A potential strength of our meta-analysis is the use of TSA to avoid a spurious conclusion of the effectiveness of CHG bathing, and to address what needs to be done next due to the current ‘clinical equipoise’ of this intervention in the ICU setting. However, any systematic review and meta-analysis have a potential weakness of missing unpublished trials, and potential individual trial heterogeneity that is difficult to account for in analysis. We purposely omitted before–and-after trials that tend to overestimate effectiveness and contained significant within-trial-variation [
10], adding these trials would significantly increase the respective cumulative samples size, but would not add quality to any estimates of effect. A potential limitation of our meta-analysis is that mortality outcomes between CHG-bathing and comparison groups was only reported by two trials, and such an outcome has an important place in describing the ultimate burden of hospital acquired infection in the ICU setting. And, our meta-analysis lacks the data to answer the question – Do we need to bath all patients, or only those at the greatest risk, or already colonized? Further to this, the study by Boonyasrir et al [
27] didn’t use prepacked CHG impregnated clothes, instead CHG wash cloths were prepared by staff at the bedside, therefore the dose of CHG may have been unstandardized.

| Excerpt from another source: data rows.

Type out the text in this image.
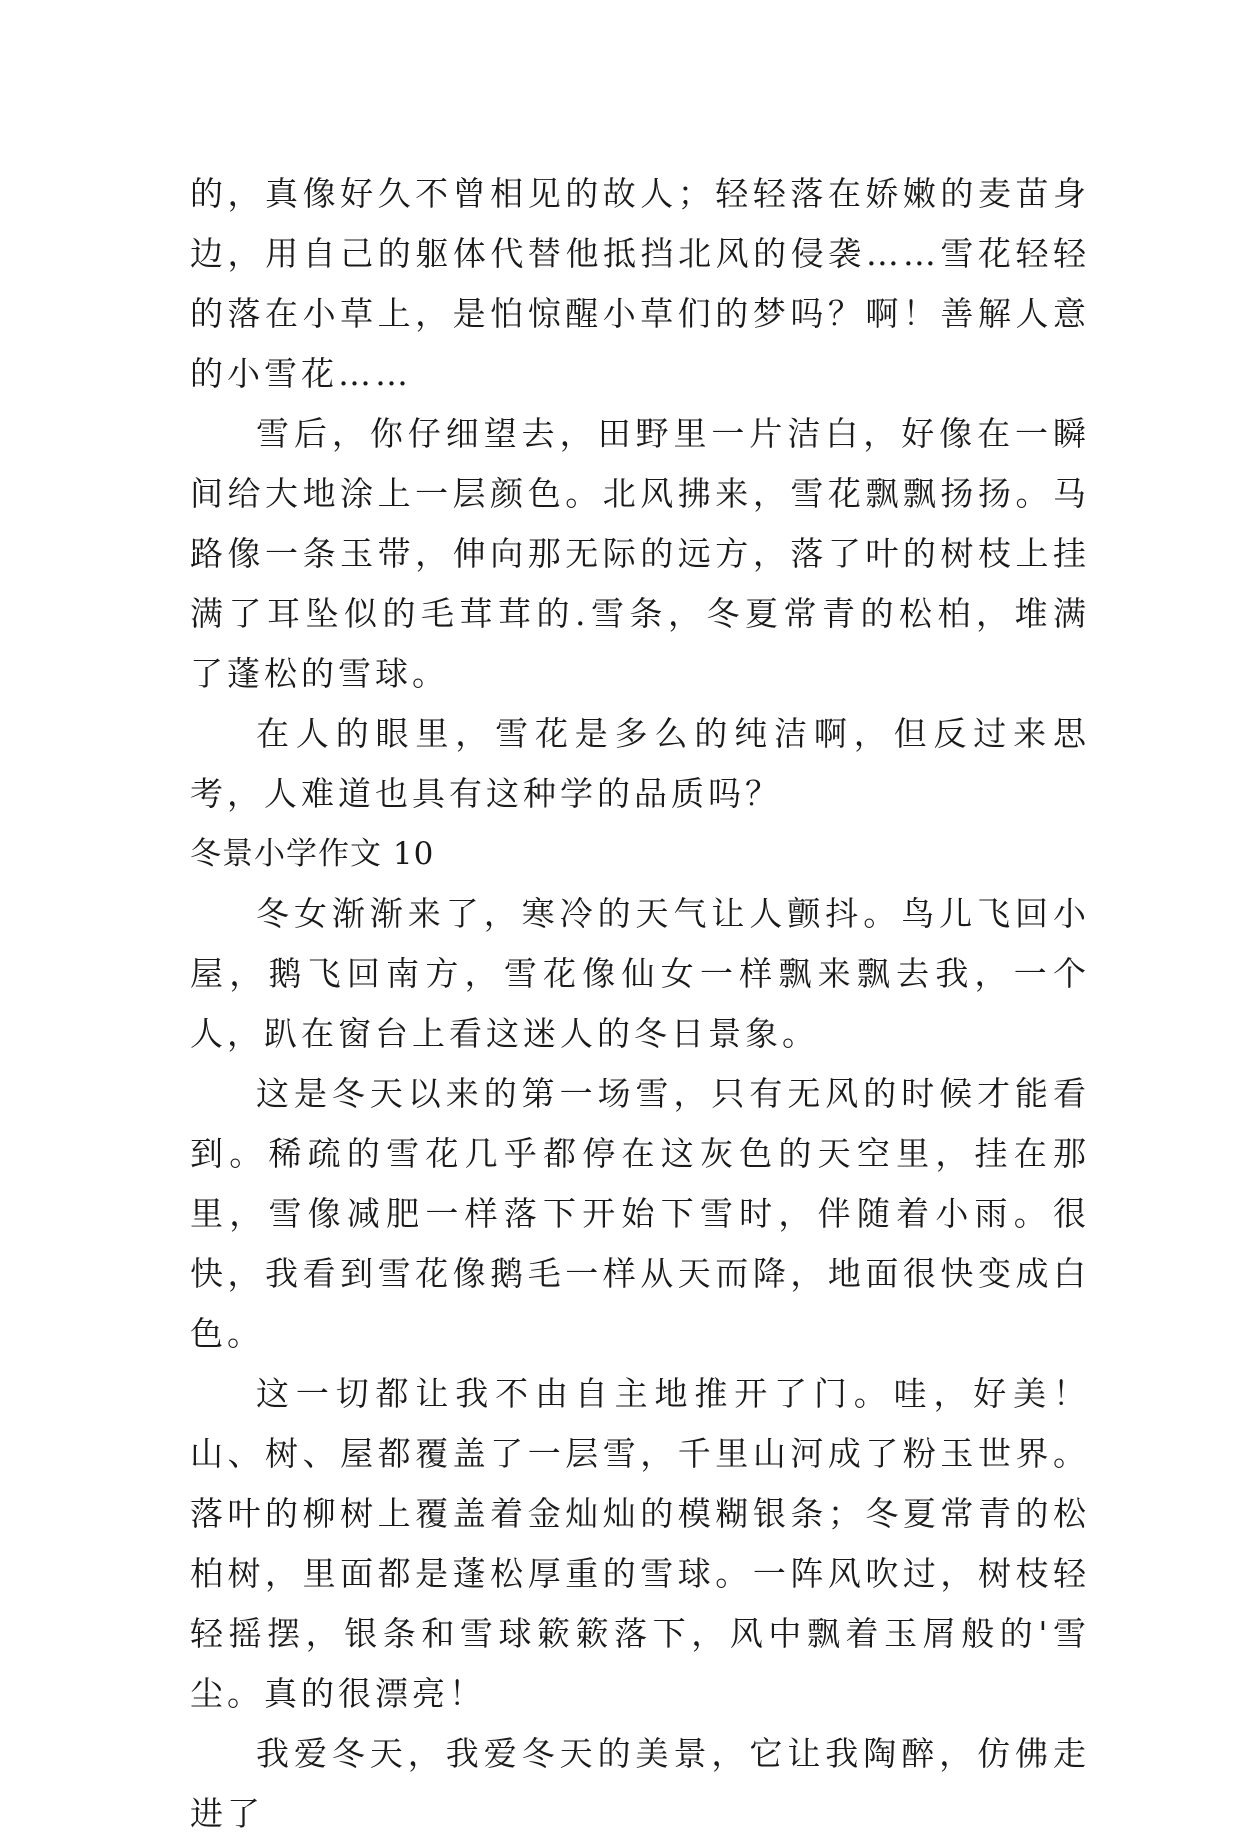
的，真像好久不曾相见的故人；轻轻落在娇嫩的麦苗身边，用自己的躯体代替他抵挡北风的侵袭……雪花轻轻的落在小草上，是怕惊醒小草们的梦吗？啊！善解人意的小雪花……

雪后，你仔细望去，田野里一片洁白，好像在一瞬间给大地涂上一层颜色。北风拂来，雪花飘飘扬扬。马路像一条玉带，伸向那无际的远方，落了叶的树枝上挂满了耳坠似的毛茸茸的.雪条，冬夏常青的松柏，堆满了蓬松的雪球。

在人的眼里，雪花是多么的纯洁啊，但反过来思考，人难道也具有这种学的品质吗？

冬景小学作文 10

冬女渐渐来了，寒冷的天气让人颤抖。鸟儿飞回小屋，鹅飞回南方，雪花像仙女一样飘来飘去我，一个人，趴在窗台上看这迷人的冬日景象。

这是冬天以来的第一场雪，只有无风的时候才能看到。稀疏的雪花几乎都停在这灰色的天空里，挂在那里，雪像减肥一样落下开始下雪时，伴随着小雨。很快，我看到雪花像鹅毛一样从天而降，地面很快变成白色。

这一切都让我不由自主地推开了门。哇，好美！山、树、屋都覆盖了一层雪，千里山河成了粉玉世界。落叶的柳树上覆盖着金灿灿的模糊银条；冬夏常青的松柏树，里面都是蓬松厚重的雪球。一阵风吹过，树枝轻轻摇摆，银条和雪球簌簌落下，风中飘着玉屑般的'雪尘。真的很漂亮！

我爱冬天，我爱冬天的美景，它让我陶醉，仿佛走进了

The lack of evidence for the benefit of daily CHG-bathing reported by Noto et al [
21] and positive results reported by Climo et al [
6], have been suggested to be due to a short ten-week intervention and control periods used in the study by Noto [
21], compared to the 6-months cross-over period used by Climo [
6]. The shorter ten-week cross-over period being considered to be insufficient to determine the true impact of CHG bathing on infection rates. Therefore, future trials should consider the optimal study design, and the optimal length of study intervention and control periods. The use of a randomised cluster cross-over design appears optimal and would be easily integrated into the current cumulative evidence. However, the contextual effect of the intervention period lowering the background rates of infection would need to be carefully considered, and for this reason a randomised stepped-wedge approach may also be an option [
28].
The results of our TSA meta-analysis have some important clinical implications for the wider ICU community of clinicians. Importantly, more research is need in this area, that specifically ensures trustworthy evidence of the effectiveness of daily CHG bathing to reduce infections among adults admitted to intensive care, and to ensure results are generalisable to a wider diverse population of ICU patients. The evidence needs to be of the highest quality, like any intervention, there are concerns regarding the safety of daily bathing of ICU patients with CHG, however our meta-analysis has not addressed this issue. Moreover, even though CHG bathing aims to reduce HAI, it has been suggested it may promote the emergence of chlorhexidine-resistance, and increase gram-negative organism bacteraemia [
9]. However, large studies have failed to support this hypothesis [
29]. Importantly, even a modest treatment effect should be considered in the context of the seriousness of some of these specific infections among ICU patients, that are costly and are potentially associated with increased patient morbidity and mortality.
Importantly, a previous met-analysis of CHG bathing by Afonso et al [
30] found that the effect of chlorhexidine gluconate-impregnated washcloth bathing may be unequal for Gram-positive BSIs versus Gram-negative BSIs and that this warrants further study.